The protesters spoke out against the regime’s human rights violations, including murdering dissidents and suppressing women, rights activists and religious minorities. They criticised the Swedish government for allowing Javad Zarif to enter Sweden and demanded his immediate expulsion. They sought to amplify the voices of protesters in Iran who are largely ignored by the world’s media.
The protesters chanted:
- “Zarif, get lost!”
- “Zarif is a murderer and enemy of all Iranians”
- “Zarif is a murderer, talks with him are unacceptable”
- “Zarif is a charlatan and enemy of the people of Iran”
- “Zarif is a terrorist murderer”
However, the protesters were subjected to violence by the Swedish Police, with 50 protesters beaten up and arrested, including women’s rights activists, former political prisoners, and families of victims of the 1988 massacre. Frankly, this is all too similar to the suppression of protesters in Iran.
Juxtaposed with Sweden welcoming the murderous Zarif as a guest, this is all the more appalling.
In an interview with the state-run Iranian Press TV on Wednesday, Zarif threatened the protesters with murders, saying that if they were caught by the regime’s agents “they would not stay alive for a minute.”

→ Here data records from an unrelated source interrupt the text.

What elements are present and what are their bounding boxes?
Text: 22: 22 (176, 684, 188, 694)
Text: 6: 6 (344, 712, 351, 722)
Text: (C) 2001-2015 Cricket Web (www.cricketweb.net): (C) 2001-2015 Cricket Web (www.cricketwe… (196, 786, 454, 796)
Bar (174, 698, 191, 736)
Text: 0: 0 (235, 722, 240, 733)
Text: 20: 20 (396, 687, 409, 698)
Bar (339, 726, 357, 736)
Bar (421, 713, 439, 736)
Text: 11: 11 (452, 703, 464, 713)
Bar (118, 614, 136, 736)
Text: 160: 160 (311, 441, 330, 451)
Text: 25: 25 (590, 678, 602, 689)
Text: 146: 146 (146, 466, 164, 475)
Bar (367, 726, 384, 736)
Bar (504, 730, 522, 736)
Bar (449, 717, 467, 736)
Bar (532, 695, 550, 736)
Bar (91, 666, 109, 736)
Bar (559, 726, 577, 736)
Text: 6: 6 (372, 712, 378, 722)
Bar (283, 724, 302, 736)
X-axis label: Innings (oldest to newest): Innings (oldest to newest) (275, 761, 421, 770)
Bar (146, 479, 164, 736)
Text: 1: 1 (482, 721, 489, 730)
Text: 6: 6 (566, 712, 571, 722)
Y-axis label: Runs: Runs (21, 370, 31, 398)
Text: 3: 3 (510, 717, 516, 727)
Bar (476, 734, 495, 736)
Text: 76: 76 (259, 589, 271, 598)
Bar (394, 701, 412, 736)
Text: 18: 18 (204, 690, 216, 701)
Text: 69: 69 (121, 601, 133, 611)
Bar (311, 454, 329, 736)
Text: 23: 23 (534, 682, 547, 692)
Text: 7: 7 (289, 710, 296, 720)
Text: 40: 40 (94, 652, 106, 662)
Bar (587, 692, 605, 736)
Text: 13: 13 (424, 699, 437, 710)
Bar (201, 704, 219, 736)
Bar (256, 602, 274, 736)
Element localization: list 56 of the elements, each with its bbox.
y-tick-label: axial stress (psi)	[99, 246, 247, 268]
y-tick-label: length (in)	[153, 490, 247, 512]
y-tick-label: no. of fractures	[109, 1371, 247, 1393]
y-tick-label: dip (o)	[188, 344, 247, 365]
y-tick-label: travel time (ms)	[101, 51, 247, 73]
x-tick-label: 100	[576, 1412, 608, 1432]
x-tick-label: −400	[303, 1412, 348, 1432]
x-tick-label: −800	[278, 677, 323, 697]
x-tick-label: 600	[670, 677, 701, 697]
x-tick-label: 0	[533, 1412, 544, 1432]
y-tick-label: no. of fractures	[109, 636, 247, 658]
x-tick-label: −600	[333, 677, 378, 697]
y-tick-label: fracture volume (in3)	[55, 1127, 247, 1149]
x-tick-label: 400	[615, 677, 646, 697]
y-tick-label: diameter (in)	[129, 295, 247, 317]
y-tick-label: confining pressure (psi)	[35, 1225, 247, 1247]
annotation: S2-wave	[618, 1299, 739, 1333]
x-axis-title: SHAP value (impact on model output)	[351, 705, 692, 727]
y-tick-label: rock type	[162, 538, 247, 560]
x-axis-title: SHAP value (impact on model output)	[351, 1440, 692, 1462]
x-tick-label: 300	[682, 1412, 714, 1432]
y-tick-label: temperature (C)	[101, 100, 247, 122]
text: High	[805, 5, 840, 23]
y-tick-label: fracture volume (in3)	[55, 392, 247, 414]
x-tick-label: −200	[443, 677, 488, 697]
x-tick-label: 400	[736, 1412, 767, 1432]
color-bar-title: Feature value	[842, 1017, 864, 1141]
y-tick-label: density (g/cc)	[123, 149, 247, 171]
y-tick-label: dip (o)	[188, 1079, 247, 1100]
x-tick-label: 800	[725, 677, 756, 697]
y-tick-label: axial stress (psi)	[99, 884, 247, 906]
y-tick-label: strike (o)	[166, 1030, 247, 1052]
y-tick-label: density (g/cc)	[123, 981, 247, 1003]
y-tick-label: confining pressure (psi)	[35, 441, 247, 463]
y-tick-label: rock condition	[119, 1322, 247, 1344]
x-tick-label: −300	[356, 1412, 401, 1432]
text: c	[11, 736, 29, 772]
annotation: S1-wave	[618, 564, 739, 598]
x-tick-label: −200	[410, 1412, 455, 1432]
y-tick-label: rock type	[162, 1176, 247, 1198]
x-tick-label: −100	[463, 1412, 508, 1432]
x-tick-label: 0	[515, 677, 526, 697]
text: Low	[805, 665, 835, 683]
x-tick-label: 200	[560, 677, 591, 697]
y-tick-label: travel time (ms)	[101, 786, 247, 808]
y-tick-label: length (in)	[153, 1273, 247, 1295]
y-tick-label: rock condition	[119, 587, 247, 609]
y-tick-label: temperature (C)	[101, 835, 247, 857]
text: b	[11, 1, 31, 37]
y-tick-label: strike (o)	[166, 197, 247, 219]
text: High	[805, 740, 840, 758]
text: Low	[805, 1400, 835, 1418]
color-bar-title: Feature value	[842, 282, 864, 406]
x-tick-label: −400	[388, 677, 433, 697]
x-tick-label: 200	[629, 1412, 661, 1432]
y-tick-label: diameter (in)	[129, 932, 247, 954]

These protests still scared Zarif enough to pull out of a joint press conference with Swedish Foreign Minister, Margot Wallström.
Wallström was then left to justify her meeting with Zarif, who was sanctioned by the US Treasury Department last month for being “just as complicit in the regime’s outlaw behaviour as the rest of [Supreme Leader Ali] Khamenei’s mafia”.
She condemned the regime for its record of human rights abuses and insisted that the regime must comply with all its nuclear deal obligations and release the British-flagged oil tanker, Stena Impero.
But don’t Zarif’s threats indicate how the regime treats its prisoners, without any indication of a behaviour change to come? He emboldens the regime to take part in terrorism, murder and warmongering, in complete antithesis to the wishes of the Iranian people.
Speaking at the Free Iran conference in July, Kenneth Lewis, a Swedish jurist and former member of parliament, said: “Our Foreign Minister last year visited Tehran. A foreign minister, a woman who represents a feminist foreign policy, goes to Iran to sell trucks and construction equipment and even puts on a chador… A country like Sweden who claims that they are defending human rights is more interested in selling their trucks and don’t care really about human rights when it comes down to the final analysis.”